Denise continued to look concerned. There was something more that was bothering her. Eventually she found the words. "It seems as though everywhere I look there are people like Patsy, people you can’t trust."
How many times have I heard similar cries from others as well as from myself! I gave Denise the answer I give myself on those occasions. "We all have the tendency to take for granted, to accept as our due the good things in life – like supportive parents, teachers and sometimes friends. But when someone fails to live up to our expectations, when things go wrong, when we get hurt, we tend to get overwhelmed by the pain and forget the important goodies that have been and are ours." Denise looked thoughtful. She nodded, then asked"Why?"

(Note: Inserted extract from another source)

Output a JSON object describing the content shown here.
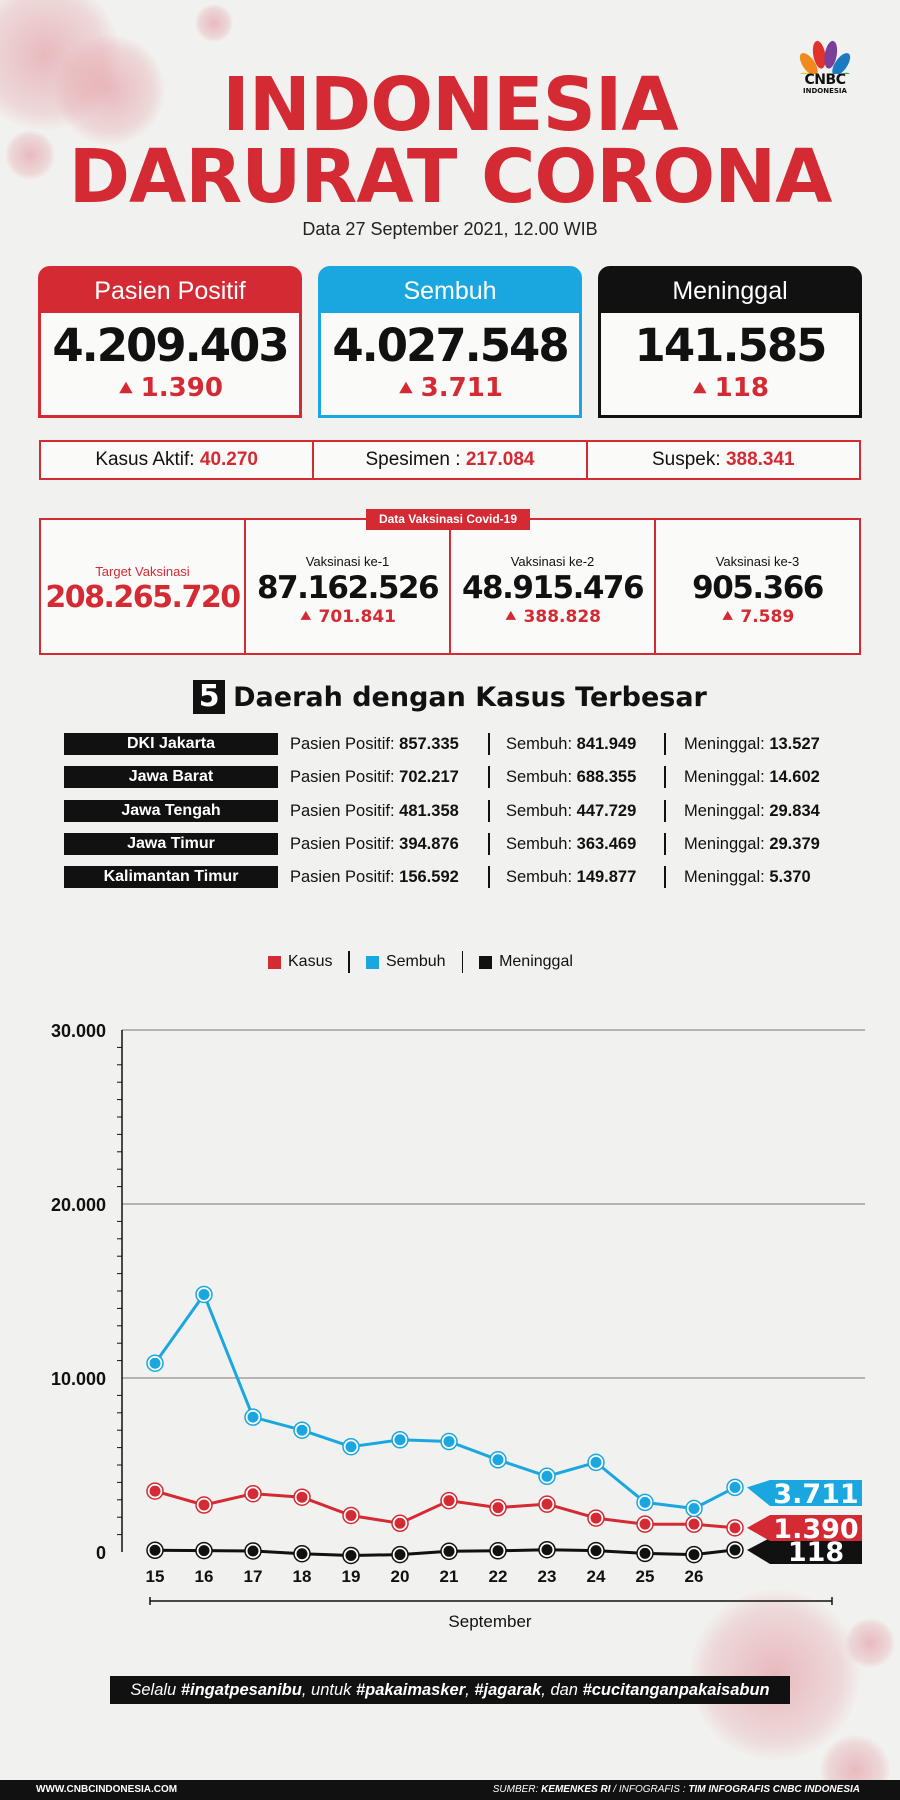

"I think it’s something out of our human past. Getting hurt in that past usually meant physical harm, which could be life threatening. So the brain, the heart, the hormones, sent us danger signals. These signals told humans in the past and continue to tell us in the present that we must avoid such dangers. We still respond as though we humans were living in the jungle. That also applies to betrayal, which is how you perceived what Patsy did. For betrayal in our past and sometimes even in the present can be physically dangerous. However, Patsy’s betrayal, although painful, wasn’t really dangerous – even though it felt like it."
Denise laughed as she said, "Maybe that explains why I felt like I’d been mauled by a tiger." As I looked at Denise’s face, which despite her laughter still expressed concern I brought up "The other biggie. It’s that you want to continue to be the generous person who rushed to rescue the rejected Patsy. You wanted fairness for Patsy because you believed that’s how the world should be. And maybe in the long run Patsy will be able to reciprocate a friendship. You may have started her on that journey. One thing I’ve always thought unfair is that we frequently don’t get rewarded for our generosity, decency, and yes charity. We have to do these for their own sake. They are not the basis for a friendship – as I found out again just a few months ago. Being rewarded with gratitude is not the reason for being a giving person. The reason for giving has to be that that’s how we want the world to be."
Denise wrinkled her nose. "I don’t think I like ungrateful people. No, I definitely don’t like people who can’t be grateful."
"Neither do I." And we both laughed.
"Are you going to tell Mom what I told you?"
"Not unless you want me to. I think it should come from you - when you’re ready."
‘Thanks." And with that we headed back. As we approached the house I could see the relieved look on Denise’s mother’s face. She had seen us laugh. So she knew that things couldn’t have been as bad as she had feared. I made a sideways gesture to her not to ask. Being the sensitive person she is she immediately understood and waited until later to phone and tell me that her daughter had again become her talkative self. However, Denise still hadn’t told her mother about Patsy. "She’ll tell you before long. You’ll probably be relieved, feeling that it wasn’t such a big deal. Just don’t say, 'Is that all!’"
Shortly thereafter Denise’s mother called again."She told me. I was so angry at what Patsy had done that I really raved and ranted against that little _____. Denise and I had a long, long talk after that. At the end she gave me a big warm hug and said something so sweet and odd it made me cry. It was:
"Oh Mom, you’re all loyalty and commitment."